Prayer: Father, I ask that you forgive my impatience. Help me to trust in your timing for all things. I thank you that you hear my prayers. Help me to remain faithful in my prayers, knowing that you are faithful in all that you do. In Jesus’s name, I pray. Amen.
Bible Reading for Today: Revelation 22
Lunch Break Study
Read Galatians 5:22-23 (NIV): But the fruit of the Spirit is love, joy, peace, patience, kindness, goodness, faithfulness, 23 gentleness and self-control. Against such things there is no law.
Questions to Consider
- The first word in verse 22 is “but”. What is Paul contrasting the fruit of the Spirit with (c.f. verses 19-21)?
- Is there significance to Paul’s use of the singular “fruit” vs. plural “fruits”? Is there one fruit of the Spirit or nine fruits of the Spirit?
- If we are seeking patience (amongst other things), how does Paul tell us to go about getting it?
- Paul is contrasting the fruit that comes from the Spirit with acts of the sinful nature, such as “sexual immorality, impurity and debauchery; idolatry and witchcraft; hatred, discord, jealousy, fits of rage, selfish ambition, dissensions, factions and envy; drunkenness, orgies, and the like.” While we are prone to such acts, the Spirit works in us to produce an entirely different fruit. There is a further contrast between the fruit of the Spirit and living under the Law (verse 18).
- Scholars have debated among three main options:
- Paul was being imprecise in his grammar; in other words, he meant fruits.
- The fruit of the Holy Spirit is a nine-fold fruit.
- There is one fruit of the Holy Spirit, namely love. All the other “fruits” mentioned are aspects of love.
Most scholars have supported the final option for grammatical, logical and scriptural reasons (see 1 Peter 4:8-10; Romans 12:9,10; 13:8-10; 1 Corinthians 12:31; 13; 14:1).
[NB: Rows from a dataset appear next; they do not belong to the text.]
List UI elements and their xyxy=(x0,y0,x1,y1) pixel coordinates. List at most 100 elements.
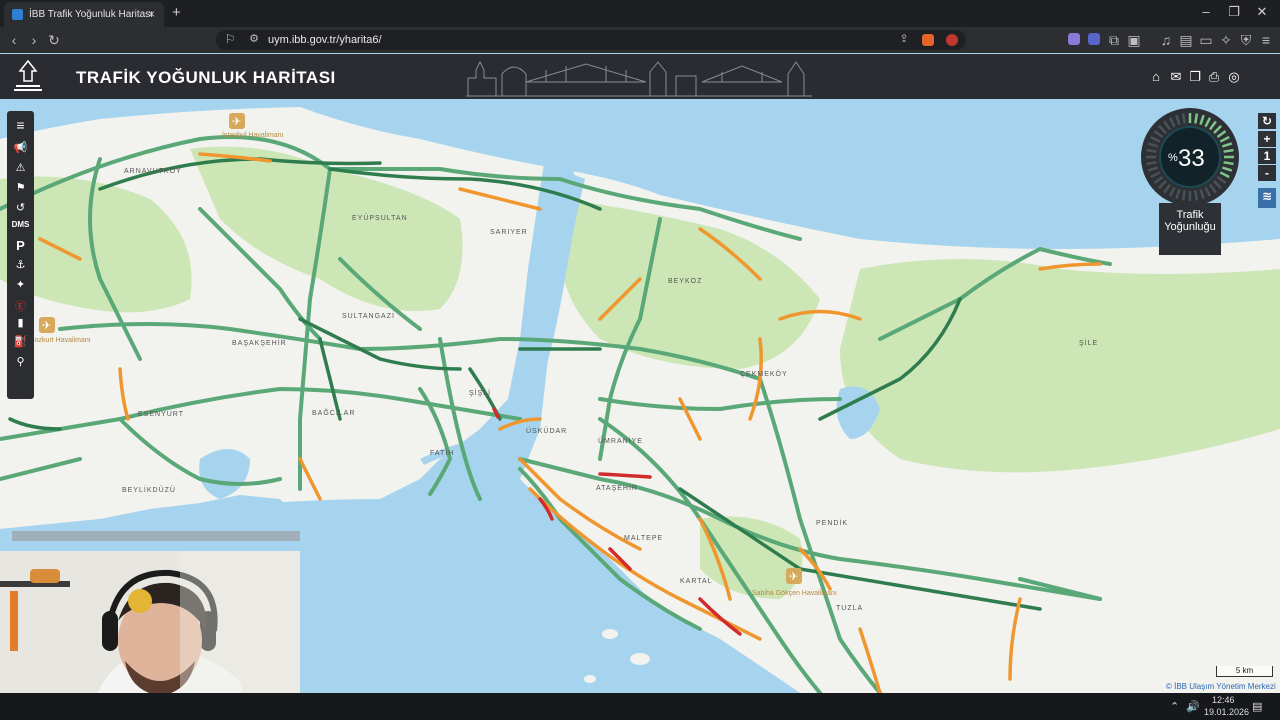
gauge-label-line2: Yoğunluğu xyxy=(1164,221,1216,233)
place-label: MALTEPE xyxy=(624,535,663,542)
close-window-icon[interactable]: ✕ xyxy=(1252,4,1272,20)
pin-icon[interactable]: ✦ xyxy=(7,278,34,291)
volume-icon[interactable]: 🔊 xyxy=(1186,700,1200,713)
place-label: BAŞAKŞEHİR xyxy=(232,338,287,347)
new-tab-button[interactable]: + xyxy=(172,4,181,21)
airport-label: İstanbul Havalimanı xyxy=(222,132,284,139)
gauge-label: Trafik Yoğunluğu xyxy=(1159,203,1221,255)
layers-icon[interactable]: ≋ xyxy=(1258,188,1276,208)
browser-nav-bar: ‹ › ↻ ⚐ ⚙ uym.ibb.gov.tr/yharita6/ ⇪ ⧉ ▣… xyxy=(0,27,1280,53)
place-label: ŞİŞLİ xyxy=(469,388,491,397)
forward-icon[interactable]: › xyxy=(26,32,42,48)
island xyxy=(602,629,618,639)
place-label: ÜSKÜDAR xyxy=(526,427,567,435)
gauge-tick xyxy=(1181,113,1186,124)
menu-icon[interactable]: ≡ xyxy=(7,117,34,133)
gauge-tick xyxy=(1223,148,1234,153)
gauge-prefix: % xyxy=(1168,152,1178,164)
leo-icon[interactable]: ✧ xyxy=(1218,32,1234,49)
place-label: KARTAL xyxy=(680,578,713,585)
parking-button[interactable]: P xyxy=(7,238,34,253)
svg-text:✈: ✈ xyxy=(232,116,241,128)
ev-charge-icon[interactable]: Ⓔ xyxy=(7,298,34,314)
wallet-extension-icon[interactable] xyxy=(1088,33,1100,45)
announcement-icon[interactable]: 📢 xyxy=(7,141,34,154)
ibb-logo[interactable] xyxy=(8,57,48,97)
skyline-illustration xyxy=(466,60,812,97)
flag-icon[interactable]: ⚑ xyxy=(7,181,34,194)
anchor-icon[interactable]: ⚓ xyxy=(7,258,34,271)
mail-icon[interactable]: ✉ xyxy=(1168,69,1184,85)
home-icon[interactable]: ⌂ xyxy=(1148,69,1164,84)
zoom-out-button[interactable]: - xyxy=(1258,165,1276,181)
place-label: SARIYER xyxy=(490,229,528,236)
restore-icon[interactable]: ❐ xyxy=(1224,4,1244,20)
notifications-icon[interactable]: ▤ xyxy=(1252,700,1262,713)
incident-icon[interactable]: ⚠ xyxy=(7,161,34,174)
gauge-tick xyxy=(1146,148,1157,153)
place-label: BEYLİKDÜZÜ xyxy=(122,485,176,494)
place-label: ÜMRANİYE xyxy=(598,436,643,445)
loading-bar xyxy=(12,531,300,541)
sidebar-icon[interactable]: ▤ xyxy=(1178,32,1194,49)
brave-shield-icon[interactable] xyxy=(922,34,934,46)
attribution-link[interactable]: © İBB Ulaşım Yönetim Merkezi xyxy=(1166,682,1276,691)
airport-label: Bozkurt Havalimanı xyxy=(30,337,91,344)
place-label: ATAŞEHİR xyxy=(596,483,638,492)
url-text[interactable]: uym.ibb.gov.tr/yharita6/ xyxy=(268,34,382,46)
zoom-level[interactable]: 1 xyxy=(1258,148,1276,164)
svg-text:✈: ✈ xyxy=(789,571,798,583)
place-label: EYÜPSULTAN xyxy=(352,214,408,222)
history-icon[interactable]: ↺ xyxy=(7,201,34,214)
site-header: TRAFİK YOĞUNLUK HARİTASI ⌂ ✉ ❐ ⎙ ◎ xyxy=(0,54,1280,99)
fuel-icon[interactable]: ⛽ xyxy=(7,335,34,348)
address-bar[interactable]: ⚐ ⚙ uym.ibb.gov.tr/yharita6/ ⇪ xyxy=(216,30,966,50)
place-label: BAĞCILAR xyxy=(312,408,355,417)
tray-chevron-icon[interactable]: ⌃ xyxy=(1170,700,1179,713)
place-label: BEYKOZ xyxy=(668,278,702,285)
site-info-icon[interactable]: ⚙ xyxy=(246,32,262,45)
language-globe-icon[interactable]: ◎ xyxy=(1226,69,1242,85)
ibb-favicon-icon xyxy=(12,9,23,20)
windows-taskbar: ⌃ 🔊 12:46 19.01.2026 ▤ xyxy=(0,693,1280,720)
gauge-tick xyxy=(1146,161,1157,166)
map-scale: 5 km xyxy=(1216,666,1273,677)
vpn-icon[interactable]: ⛨ xyxy=(1238,32,1254,49)
wallet-icon[interactable]: ▭ xyxy=(1198,32,1214,49)
svg-text:✈: ✈ xyxy=(42,320,51,332)
back-icon[interactable]: ‹ xyxy=(6,32,22,48)
bookmark-icon[interactable]: ⚐ xyxy=(222,32,238,46)
map-toolbar: ≡ 📢 ⚠ ⚑ ↺ DMS P ⚓ ✦ Ⓔ ▮ ⛽ ⚲ xyxy=(7,111,34,399)
island xyxy=(630,653,650,665)
windows-icon[interactable]: ❐ xyxy=(1187,69,1203,85)
print-icon[interactable]: ⎙ xyxy=(1206,69,1222,85)
share-icon[interactable]: ⇪ xyxy=(896,32,912,45)
clock-time[interactable]: 12:46 xyxy=(1212,695,1235,705)
place-label: FATİH xyxy=(430,448,454,457)
page-title: TRAFİK YOĞUNLUK HARİTASI xyxy=(76,68,336,87)
refresh-button[interactable]: ↻ xyxy=(1258,113,1276,129)
bicycle-icon[interactable]: ⚲ xyxy=(7,355,34,368)
gauge-tick xyxy=(1194,113,1199,124)
place-label: ARNAVUTKÖY xyxy=(124,167,182,175)
reload-icon[interactable]: ↻ xyxy=(46,32,62,49)
extensions-icon[interactable]: ⧉ xyxy=(1106,32,1122,49)
place-label: PENDİK xyxy=(816,518,848,527)
clock-date[interactable]: 19.01.2026 xyxy=(1204,707,1249,717)
browser-tab[interactable]: İBB Trafik Yoğunluk Haritası × xyxy=(4,2,164,27)
close-tab-icon[interactable]: × xyxy=(148,7,155,21)
browser-tab-bar: İBB Trafik Yoğunluk Haritası × + – ❐ ✕ xyxy=(0,0,1280,27)
rewards-icon[interactable] xyxy=(946,34,958,46)
gauge-tick xyxy=(1223,161,1234,166)
menu-icon[interactable]: ≡ xyxy=(1258,32,1274,48)
traffic-light-icon[interactable]: ▮ xyxy=(7,316,34,329)
gauge-label-line1: Trafik xyxy=(1176,209,1204,221)
extension-icon[interactable] xyxy=(1068,33,1080,45)
dms-button[interactable]: DMS xyxy=(7,220,34,229)
zoom-in-button[interactable]: + xyxy=(1258,131,1276,147)
media-icon[interactable]: ♫ xyxy=(1158,32,1174,48)
screenshot-icon[interactable]: ▣ xyxy=(1126,32,1142,49)
traffic-density-gauge: % 33 xyxy=(1141,108,1239,206)
minimize-icon[interactable]: – xyxy=(1196,4,1216,19)
place-label: TUZLA xyxy=(836,605,863,612)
As one writer put it: “Joy is love singing, peace is love resting, patience is love enduring, kindness is love sharing, goodness is love’s character, faithfulness is love’s habit, gentleness is love’s touch, and self-control is love in charge.”
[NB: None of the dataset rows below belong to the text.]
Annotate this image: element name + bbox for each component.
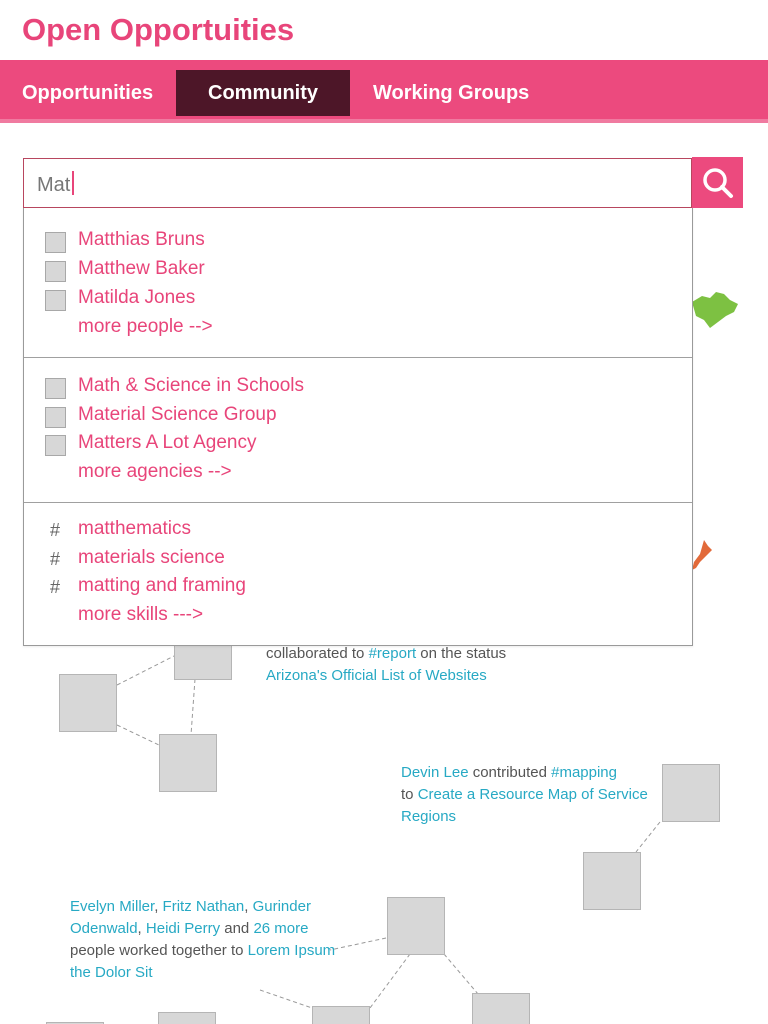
- search-button[interactable]: [692, 157, 743, 208]
- divider: [24, 502, 692, 503]
- separator: ,: [244, 898, 249, 915]
- suggestion-label[interactable]: Matters A Lot Agency: [78, 432, 257, 454]
- suggestion-agency[interactable]: Material Science Group: [24, 403, 692, 432]
- more-link-label[interactable]: more people -->: [78, 316, 213, 338]
- activity-item: Evelyn Miller, Fritz Nathan, Gurinder Od…: [70, 896, 345, 984]
- project-link[interactable]: Create a Resource Map of Service Regions: [401, 786, 648, 825]
- hashtag-icon: #: [50, 577, 61, 597]
- suggestion-label[interactable]: materials science: [78, 547, 225, 569]
- node-avatar[interactable]: [159, 734, 217, 792]
- suggestion-skill[interactable]: # matthematics: [24, 517, 692, 546]
- suggestion-label[interactable]: Matilda Jones: [78, 287, 195, 309]
- search-input-value: Mat: [37, 171, 75, 197]
- search-icon: [703, 168, 733, 198]
- checkbox[interactable]: [45, 290, 66, 311]
- suggestion-label[interactable]: matthematics: [78, 518, 191, 540]
- node-avatar[interactable]: [312, 1006, 370, 1024]
- suggestion-label[interactable]: Math & Science in Schools: [78, 375, 304, 397]
- more-skills-link[interactable]: more skills --->: [24, 603, 692, 632]
- checkbox[interactable]: [45, 232, 66, 253]
- suggestion-person[interactable]: Matthew Baker: [24, 257, 692, 286]
- activity-rest: on the status: [420, 645, 507, 662]
- more-link-label[interactable]: more skills --->: [78, 604, 203, 626]
- more-link-label[interactable]: more agencies -->: [78, 461, 232, 483]
- node-avatar[interactable]: [583, 852, 641, 910]
- separator: ,: [154, 898, 159, 915]
- more-people-link[interactable]: 26 more: [253, 920, 308, 937]
- suggestion-agency[interactable]: Math & Science in Schools: [24, 374, 692, 403]
- project-link[interactable]: Arizona's Official List of Websites: [266, 667, 487, 684]
- suggestion-label[interactable]: Material Science Group: [78, 404, 277, 426]
- person-link[interactable]: Fritz Nathan: [163, 898, 245, 915]
- search-suggestions: Matthias Bruns Matthew Baker Matilda Jon…: [23, 208, 693, 646]
- hashtag-icon: #: [50, 549, 61, 569]
- activity-and: and: [224, 920, 250, 937]
- node-avatar[interactable]: [662, 764, 720, 822]
- checkbox[interactable]: [45, 435, 66, 456]
- separator: ,: [137, 920, 142, 937]
- node-avatar[interactable]: [387, 897, 445, 955]
- node-avatar[interactable]: [59, 674, 117, 732]
- hashtag-icon: #: [50, 520, 61, 540]
- suggestion-person[interactable]: Matilda Jones: [24, 286, 692, 315]
- text-caret: [72, 171, 75, 195]
- divider: [24, 357, 692, 358]
- activity-to: to: [401, 786, 414, 803]
- tag-link[interactable]: #mapping: [551, 764, 617, 781]
- node-avatar[interactable]: [472, 993, 530, 1024]
- checkbox[interactable]: [45, 378, 66, 399]
- suggestion-skill[interactable]: # matting and framing: [24, 574, 692, 603]
- node-avatar[interactable]: [158, 1012, 216, 1024]
- activity-item: collaborated to #report on the status Ar…: [266, 643, 566, 687]
- person-link[interactable]: Evelyn Miller: [70, 898, 154, 915]
- activity-verb: collaborated to: [266, 645, 365, 662]
- tag-link[interactable]: #report: [369, 645, 417, 662]
- person-link[interactable]: Heidi Perry: [146, 920, 220, 937]
- activity-verb: people worked together to: [70, 942, 244, 959]
- more-people-link[interactable]: more people -->: [24, 315, 692, 344]
- suggestion-label[interactable]: Matthias Bruns: [78, 229, 205, 251]
- person-link[interactable]: Devin Lee: [401, 764, 469, 781]
- suggestion-agency[interactable]: Matters A Lot Agency: [24, 431, 692, 460]
- checkbox[interactable]: [45, 261, 66, 282]
- activity-item: Devin Lee contributed #mapping to Create…: [401, 762, 651, 828]
- search-input[interactable]: Mat: [23, 158, 692, 208]
- activity-verb: contributed: [472, 764, 547, 781]
- more-agencies-link[interactable]: more agencies -->: [24, 460, 692, 489]
- suggestion-label[interactable]: matting and framing: [78, 575, 246, 597]
- suggestion-label[interactable]: Matthew Baker: [78, 258, 205, 280]
- suggestion-skill[interactable]: # materials science: [24, 546, 692, 575]
- suggestion-person[interactable]: Matthias Bruns: [24, 228, 692, 257]
- checkbox[interactable]: [45, 407, 66, 428]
3. Love, joy, peace, patience and other virtues are called fruit of the Spirit because they are the products of the Spirit’s work within us. We cannot try to become more patient; we can only seek more of the Holy Spirit’s transforming work within us so that we will become more patient. Patience, along with other fruits, is the product of living in cooperation with the Holy Spirit. Living by the Holy Spirit is contrasted with living under the Law and living under human nature. We are not to be legalistic or carnal but submit our hearts and wills to the Spirit of God.
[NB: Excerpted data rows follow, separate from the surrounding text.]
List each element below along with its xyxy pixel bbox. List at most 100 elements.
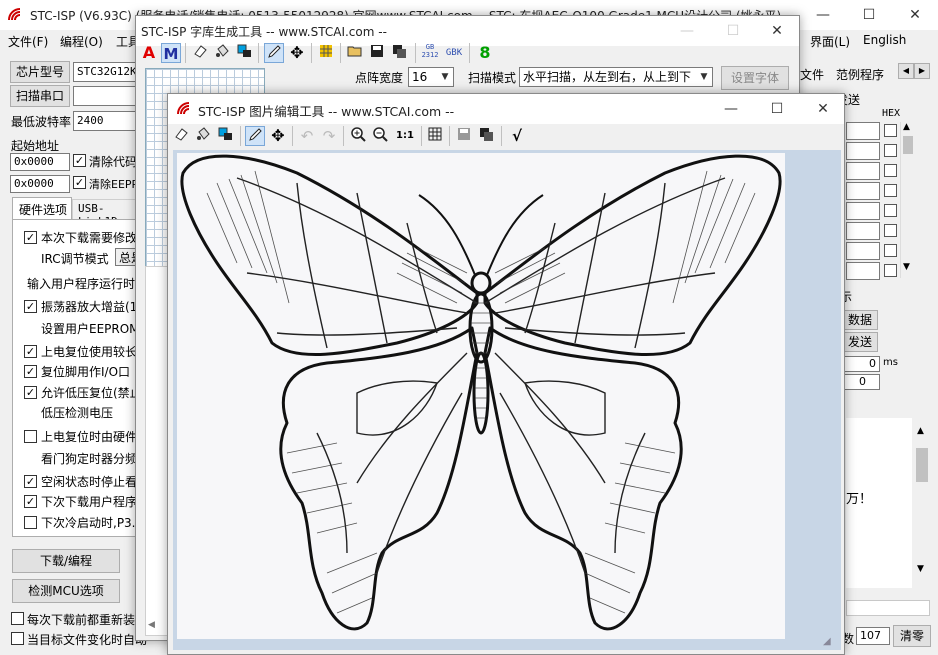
bottom-opt2-checkbox[interactable] — [11, 632, 24, 645]
tab-scroll-right[interactable]: ▶ — [914, 63, 930, 79]
image-editor-minimize-button[interactable]: — — [708, 94, 754, 124]
tab-scroll-left[interactable]: ◀ — [898, 63, 914, 79]
image-editor-close-button[interactable]: ✕ — [800, 94, 846, 124]
port-field[interactable] — [73, 86, 139, 106]
right-send-button[interactable]: 发送 — [842, 332, 878, 352]
set-font-button[interactable]: 设置字体 — [721, 66, 789, 90]
move-icon[interactable]: ✥ — [287, 43, 307, 63]
fill-bucket-icon[interactable] — [212, 43, 232, 63]
menu-file[interactable]: 文件(F) — [8, 33, 48, 50]
chip-model-button[interactable]: 芯片型号 — [10, 61, 70, 83]
open-folder-icon[interactable] — [345, 43, 365, 63]
send-text-field[interactable] — [846, 262, 880, 280]
option-checkbox[interactable]: ✓ — [24, 231, 37, 244]
color-swap-icon[interactable] — [234, 43, 254, 63]
clear-eeprom-checkbox[interactable]: ✓ — [73, 176, 86, 189]
menu-interface[interactable]: 界面(L) — [810, 33, 850, 50]
hex-checkbox[interactable] — [884, 244, 897, 257]
move-icon[interactable]: ✥ — [268, 126, 288, 146]
bottom-opt1-checkbox[interactable] — [11, 612, 24, 625]
pencil-icon[interactable] — [264, 43, 284, 63]
output-scrollbar[interactable]: ▲ ▼ — [914, 420, 930, 580]
image-editor-maximize-button[interactable]: ☐ — [754, 94, 800, 124]
gbk-button[interactable]: GBK — [443, 43, 465, 63]
gb2312-button[interactable]: GB 2312 — [419, 43, 441, 63]
undo-icon[interactable]: ↶ — [297, 126, 317, 146]
option-checkbox[interactable]: ✓ — [24, 365, 37, 378]
chip-model-field[interactable]: STC32G12K128 — [73, 62, 139, 82]
eraser-icon[interactable] — [190, 43, 210, 63]
hex-checkbox[interactable] — [884, 184, 897, 197]
save-icon[interactable] — [367, 43, 387, 63]
menu-english[interactable]: English — [863, 33, 906, 47]
hex-checkbox[interactable] — [884, 164, 897, 177]
menu-program[interactable]: 编程(O) — [60, 33, 103, 50]
right-num1-field[interactable]: 0 — [842, 356, 880, 372]
hex-checkbox[interactable] — [884, 124, 897, 137]
send-text-field[interactable] — [846, 202, 880, 220]
hex-checkbox[interactable] — [884, 144, 897, 157]
send-text-field[interactable] — [846, 222, 880, 240]
option-checkbox[interactable]: ✓ — [24, 345, 37, 358]
save-as-icon[interactable] — [389, 43, 409, 63]
eraser-icon[interactable] — [171, 126, 191, 146]
canvas-vscroll[interactable] — [789, 154, 833, 634]
right-num2-field[interactable]: 0 — [842, 374, 880, 390]
tab-hardware[interactable]: 硬件选项 — [12, 197, 72, 219]
maximize-button[interactable]: ☐ — [846, 0, 892, 30]
send-text-field[interactable] — [846, 142, 880, 160]
digit-eight-icon[interactable]: 8 — [475, 43, 495, 63]
font-tool-hscroll-left-icon[interactable]: ◀ — [148, 620, 155, 630]
zoom-in-icon[interactable] — [348, 126, 368, 146]
color-swap-icon[interactable] — [215, 126, 235, 146]
send-text-field[interactable] — [846, 162, 880, 180]
output-hscroll[interactable] — [846, 600, 930, 616]
hex-checkbox[interactable] — [884, 264, 897, 277]
confirm-check-button[interactable]: √ — [507, 126, 527, 146]
right-tab-examples[interactable]: 范例程序 — [836, 66, 884, 83]
send-text-field[interactable] — [846, 242, 880, 260]
zoom-actual-button[interactable]: 1:1 — [393, 126, 417, 146]
download-button[interactable]: 下载/编程 — [12, 549, 120, 573]
image-canvas[interactable] — [177, 153, 785, 639]
font-tool-close-button[interactable]: ✕ — [754, 16, 800, 46]
send-text-field[interactable] — [846, 182, 880, 200]
scan-port-button[interactable]: 扫描串口 — [10, 85, 70, 107]
scroll-thumb[interactable] — [903, 136, 913, 154]
font-tool-maximize-button[interactable]: ☐ — [710, 16, 756, 46]
save-icon[interactable] — [454, 126, 474, 146]
text-m-icon[interactable]: M — [161, 43, 181, 63]
zoom-out-icon[interactable] — [370, 126, 390, 146]
right-tab-file[interactable]: 文件 — [800, 66, 824, 83]
send-text-field[interactable] — [846, 122, 880, 140]
option-checkbox[interactable] — [24, 430, 37, 443]
grid-color-icon[interactable] — [316, 43, 336, 63]
detect-mcu-button[interactable]: 检测MCU选项 — [12, 579, 120, 603]
right-data-button[interactable]: 数据 — [842, 310, 878, 330]
clear-count-button[interactable]: 清零 — [893, 625, 931, 647]
grid-icon[interactable] — [425, 126, 445, 146]
redo-icon[interactable]: ↷ — [319, 126, 339, 146]
option-checkbox[interactable]: ✓ — [24, 300, 37, 313]
dot-width-combo[interactable]: 16 ▼ — [408, 67, 454, 87]
addr1-field[interactable]: 0x0000 — [10, 153, 70, 171]
addr2-field[interactable]: 0x0000 — [10, 175, 70, 193]
option-checkbox[interactable]: ✓ — [24, 475, 37, 488]
fill-bucket-icon[interactable] — [193, 126, 213, 146]
scan-mode-combo[interactable]: 水平扫描，从左到右，从上到下 ▼ — [519, 67, 713, 87]
hex-checkbox[interactable] — [884, 204, 897, 217]
minimize-button[interactable]: — — [800, 0, 846, 30]
font-tool-minimize-button[interactable]: — — [664, 16, 710, 46]
text-a-icon[interactable]: A — [139, 43, 159, 63]
option-checkbox[interactable] — [24, 516, 37, 529]
output-scroll-thumb[interactable] — [916, 448, 928, 482]
option-checkbox[interactable]: ✓ — [24, 495, 37, 508]
right-scrollbar[interactable]: ▲ ▼ — [900, 122, 914, 278]
clear-code-checkbox[interactable]: ✓ — [73, 154, 86, 167]
canvas-resize-grip-icon[interactable]: ◢ — [823, 636, 831, 647]
min-baud-field[interactable]: 2400 — [73, 111, 139, 131]
save-as-icon[interactable] — [476, 126, 496, 146]
close-button[interactable]: ✕ — [892, 0, 938, 30]
pencil-icon[interactable] — [245, 126, 265, 146]
option-checkbox[interactable]: ✓ — [24, 386, 37, 399]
Think over the fruit of the Spirit in Galatians 5:22-23. Praise God that he is working in us to produce such fruit! When we submit our hearts to the Holy Spirit, we are able to love as God loves. Indeed, submission to the Holy Spirit will do what the Mosaic Law was unable to do: make us obey the spirit of the Mosaic Law, which is love (Gal 5:14). Our focus then is not on trying to become more loving, joyful, peaceful, and patient but rather on surrendering our lives to the Holy Spirit.
Where are you lacking? In our journals today, let us ask the Holy Spirit for his transformation. Confess and submit your areas of weakness and ask for the Spirit to fill you with more of God’s love.